Hopefully you did not sell the house in anticipation of a nove to NZ. I would not recommend anyone doing something so big without a visa in the passport. As a couple of friends of ours know there can be last-minute blips that can everything to a grinding halt.

As you say - there are remarkably few construction jobs on the list. I think you'd be looking at the 'Work to Residence' category - see Working towards residence in New Zealand . You'd need to find an employer who was willing to offer you a job, and there may be other stipulations on the visa offered. But basically after 2 years you can apply for residency.

So how do you get that elusive job offer? Look at SEEK - New Zealand's no.1 jobs, employment, career and recruitment site, Trade Me Jobs - Thousands of New Zealand jobs. Find a job today and Work to Residence

Or get the CV together and come over for a holiday! The get calling and walking.

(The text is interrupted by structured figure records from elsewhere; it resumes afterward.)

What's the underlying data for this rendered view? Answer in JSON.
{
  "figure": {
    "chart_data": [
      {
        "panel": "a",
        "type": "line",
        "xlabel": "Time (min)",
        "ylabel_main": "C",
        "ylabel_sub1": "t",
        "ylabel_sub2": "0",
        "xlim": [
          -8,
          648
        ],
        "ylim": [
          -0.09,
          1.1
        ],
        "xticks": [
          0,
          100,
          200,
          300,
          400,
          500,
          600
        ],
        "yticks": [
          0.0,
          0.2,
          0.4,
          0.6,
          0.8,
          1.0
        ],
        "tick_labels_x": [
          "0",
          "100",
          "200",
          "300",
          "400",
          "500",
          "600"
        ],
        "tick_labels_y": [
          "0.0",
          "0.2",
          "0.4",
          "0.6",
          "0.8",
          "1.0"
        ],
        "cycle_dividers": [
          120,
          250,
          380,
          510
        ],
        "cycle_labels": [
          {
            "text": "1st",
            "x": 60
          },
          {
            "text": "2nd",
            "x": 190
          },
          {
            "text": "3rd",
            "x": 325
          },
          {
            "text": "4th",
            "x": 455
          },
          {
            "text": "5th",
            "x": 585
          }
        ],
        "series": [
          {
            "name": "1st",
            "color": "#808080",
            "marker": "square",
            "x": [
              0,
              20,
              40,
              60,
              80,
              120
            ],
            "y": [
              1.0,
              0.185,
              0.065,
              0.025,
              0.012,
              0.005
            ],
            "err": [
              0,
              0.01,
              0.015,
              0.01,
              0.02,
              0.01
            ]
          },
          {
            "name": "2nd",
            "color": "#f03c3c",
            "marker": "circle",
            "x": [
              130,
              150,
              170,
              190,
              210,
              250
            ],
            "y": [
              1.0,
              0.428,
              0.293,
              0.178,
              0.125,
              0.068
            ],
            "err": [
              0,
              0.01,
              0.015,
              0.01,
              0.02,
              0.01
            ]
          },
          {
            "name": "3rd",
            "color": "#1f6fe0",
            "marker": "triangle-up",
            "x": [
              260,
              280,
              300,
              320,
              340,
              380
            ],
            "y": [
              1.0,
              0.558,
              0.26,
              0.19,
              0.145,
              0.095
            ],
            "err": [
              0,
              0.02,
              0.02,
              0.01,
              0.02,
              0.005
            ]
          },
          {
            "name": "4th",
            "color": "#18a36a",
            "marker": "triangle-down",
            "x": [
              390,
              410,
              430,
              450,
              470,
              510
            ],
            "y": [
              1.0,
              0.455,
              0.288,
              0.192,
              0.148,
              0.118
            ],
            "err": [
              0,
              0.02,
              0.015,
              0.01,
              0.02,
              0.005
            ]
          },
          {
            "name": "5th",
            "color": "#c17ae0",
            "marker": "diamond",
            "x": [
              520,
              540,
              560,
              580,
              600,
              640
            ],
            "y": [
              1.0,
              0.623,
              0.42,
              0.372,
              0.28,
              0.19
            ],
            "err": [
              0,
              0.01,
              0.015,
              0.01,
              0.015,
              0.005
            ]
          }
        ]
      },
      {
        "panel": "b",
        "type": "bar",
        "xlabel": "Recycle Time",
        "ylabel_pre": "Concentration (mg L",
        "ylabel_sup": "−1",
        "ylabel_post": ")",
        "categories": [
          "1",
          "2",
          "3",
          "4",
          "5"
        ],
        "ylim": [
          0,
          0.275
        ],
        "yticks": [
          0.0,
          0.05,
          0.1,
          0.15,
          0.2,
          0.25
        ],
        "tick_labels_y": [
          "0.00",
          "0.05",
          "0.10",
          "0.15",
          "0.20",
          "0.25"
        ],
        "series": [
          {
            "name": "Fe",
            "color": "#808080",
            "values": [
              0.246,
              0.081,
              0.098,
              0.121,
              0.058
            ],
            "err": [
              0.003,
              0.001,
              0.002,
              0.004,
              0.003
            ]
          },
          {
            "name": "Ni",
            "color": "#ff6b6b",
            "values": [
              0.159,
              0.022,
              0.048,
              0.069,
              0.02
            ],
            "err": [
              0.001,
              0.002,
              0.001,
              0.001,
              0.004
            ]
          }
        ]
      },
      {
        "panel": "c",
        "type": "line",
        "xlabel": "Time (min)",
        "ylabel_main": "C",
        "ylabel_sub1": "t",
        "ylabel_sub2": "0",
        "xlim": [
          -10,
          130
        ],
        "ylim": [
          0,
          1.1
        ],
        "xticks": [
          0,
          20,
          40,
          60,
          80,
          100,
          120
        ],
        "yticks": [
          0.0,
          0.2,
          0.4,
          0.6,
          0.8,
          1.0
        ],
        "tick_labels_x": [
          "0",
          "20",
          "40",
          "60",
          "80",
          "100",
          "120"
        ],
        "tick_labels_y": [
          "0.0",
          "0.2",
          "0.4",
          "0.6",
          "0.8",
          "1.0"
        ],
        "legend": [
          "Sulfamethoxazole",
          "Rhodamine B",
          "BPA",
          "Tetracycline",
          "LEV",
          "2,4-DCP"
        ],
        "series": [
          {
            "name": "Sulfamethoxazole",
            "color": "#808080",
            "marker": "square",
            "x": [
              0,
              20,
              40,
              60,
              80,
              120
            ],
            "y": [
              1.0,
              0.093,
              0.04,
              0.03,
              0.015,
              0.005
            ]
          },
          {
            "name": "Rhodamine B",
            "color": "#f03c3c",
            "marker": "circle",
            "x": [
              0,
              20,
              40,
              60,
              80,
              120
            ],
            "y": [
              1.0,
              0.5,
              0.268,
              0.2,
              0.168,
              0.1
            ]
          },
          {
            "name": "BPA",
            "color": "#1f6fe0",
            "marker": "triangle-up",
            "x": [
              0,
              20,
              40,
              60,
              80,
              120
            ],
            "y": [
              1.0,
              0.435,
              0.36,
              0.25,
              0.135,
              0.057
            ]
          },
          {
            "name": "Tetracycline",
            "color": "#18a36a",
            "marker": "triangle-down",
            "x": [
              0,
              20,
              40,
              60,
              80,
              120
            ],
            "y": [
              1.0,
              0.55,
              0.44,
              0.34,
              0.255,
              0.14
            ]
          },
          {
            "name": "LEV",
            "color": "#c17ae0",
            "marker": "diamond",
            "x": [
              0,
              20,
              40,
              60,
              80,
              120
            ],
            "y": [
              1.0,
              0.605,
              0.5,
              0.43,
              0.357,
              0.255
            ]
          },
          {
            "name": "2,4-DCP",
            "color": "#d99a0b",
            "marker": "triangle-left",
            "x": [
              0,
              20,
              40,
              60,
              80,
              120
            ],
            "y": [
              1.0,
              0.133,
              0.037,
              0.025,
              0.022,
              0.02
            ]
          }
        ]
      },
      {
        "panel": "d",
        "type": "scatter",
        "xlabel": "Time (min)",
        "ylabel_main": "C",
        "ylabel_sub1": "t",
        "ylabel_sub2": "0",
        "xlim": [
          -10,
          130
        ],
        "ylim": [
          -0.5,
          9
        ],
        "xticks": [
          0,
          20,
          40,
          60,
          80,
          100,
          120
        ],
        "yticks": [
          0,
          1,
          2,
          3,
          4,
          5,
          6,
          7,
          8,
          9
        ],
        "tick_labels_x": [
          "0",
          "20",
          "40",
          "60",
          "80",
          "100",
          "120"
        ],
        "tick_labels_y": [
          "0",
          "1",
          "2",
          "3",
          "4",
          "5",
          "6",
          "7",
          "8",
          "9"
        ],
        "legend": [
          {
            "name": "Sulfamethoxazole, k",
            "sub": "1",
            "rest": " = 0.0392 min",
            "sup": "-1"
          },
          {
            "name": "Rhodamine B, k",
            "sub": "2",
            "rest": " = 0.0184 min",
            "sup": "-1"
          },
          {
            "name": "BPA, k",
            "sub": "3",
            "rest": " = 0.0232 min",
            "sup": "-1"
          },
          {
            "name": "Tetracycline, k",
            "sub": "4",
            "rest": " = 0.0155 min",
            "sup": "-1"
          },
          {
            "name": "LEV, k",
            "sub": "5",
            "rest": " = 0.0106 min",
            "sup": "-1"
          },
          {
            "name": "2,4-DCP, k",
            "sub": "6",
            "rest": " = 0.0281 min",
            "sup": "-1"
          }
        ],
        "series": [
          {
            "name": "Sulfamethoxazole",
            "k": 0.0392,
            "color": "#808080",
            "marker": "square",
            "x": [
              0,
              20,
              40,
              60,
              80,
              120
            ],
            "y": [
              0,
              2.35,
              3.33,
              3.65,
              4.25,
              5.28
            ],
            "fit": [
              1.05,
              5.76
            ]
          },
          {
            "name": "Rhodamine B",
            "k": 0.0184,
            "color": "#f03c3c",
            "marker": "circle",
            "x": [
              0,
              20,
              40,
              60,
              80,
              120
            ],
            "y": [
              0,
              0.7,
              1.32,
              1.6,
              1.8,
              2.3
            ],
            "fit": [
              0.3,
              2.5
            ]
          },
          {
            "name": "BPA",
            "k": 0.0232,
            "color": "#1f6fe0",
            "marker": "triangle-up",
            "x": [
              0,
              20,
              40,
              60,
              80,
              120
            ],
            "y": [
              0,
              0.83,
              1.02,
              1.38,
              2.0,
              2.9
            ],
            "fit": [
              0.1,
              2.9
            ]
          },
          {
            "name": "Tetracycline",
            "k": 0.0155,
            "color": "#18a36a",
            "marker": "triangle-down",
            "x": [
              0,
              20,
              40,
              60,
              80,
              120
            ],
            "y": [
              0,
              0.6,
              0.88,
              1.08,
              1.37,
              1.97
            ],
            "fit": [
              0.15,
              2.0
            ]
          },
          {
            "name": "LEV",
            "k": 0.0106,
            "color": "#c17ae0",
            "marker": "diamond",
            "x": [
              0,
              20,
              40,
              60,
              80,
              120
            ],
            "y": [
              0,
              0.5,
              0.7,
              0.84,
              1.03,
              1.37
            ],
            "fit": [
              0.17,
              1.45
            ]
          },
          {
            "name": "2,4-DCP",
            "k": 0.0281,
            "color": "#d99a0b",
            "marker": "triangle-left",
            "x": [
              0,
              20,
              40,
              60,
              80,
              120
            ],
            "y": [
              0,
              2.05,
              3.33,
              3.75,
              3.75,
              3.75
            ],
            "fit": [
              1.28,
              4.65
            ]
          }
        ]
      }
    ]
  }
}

NZ employers love people with a bit of get-up-and-do-something-about-it!

Good luck.


----------



## jarl69 (Apr 20, 2012)

Hi Topcat. thanks for the reply ..... No house sale was going on anyway, now living at my brothers, .. 

Looking at the link you posted, it says all candidates of work to residence have to have occupations on the LSSL or a job offer from a accredited employer, or exceptional talent in a recognised field of art, culture or sport. ... 

Really would like to know if carpenters will be added to the CSSL and if so when ? ? 


Thanks again Topcat 

Regards Karl


----------



## topcat83 (Apr 16, 2009)

jarl69 said:


> Hi Topcat. thanks for the reply ..... No house sale was going on anyway, now living at my brothers, ..
> 
> Looking at the link you posted, it says all candidates of work to residence have to have occupations on the LSSL or a job offer from a accredited employer, or exceptional talent in a recognised field of art, culture or sport. ...
> 
> ...


the bit that you want to aim for is _...or a job offer from an accredited employer...
_
I'd maybe look at some of the larger building companies in the Christchurch area. look in Yellow pages® ? NZ Local Business Directory - Yellow New Zealand


----------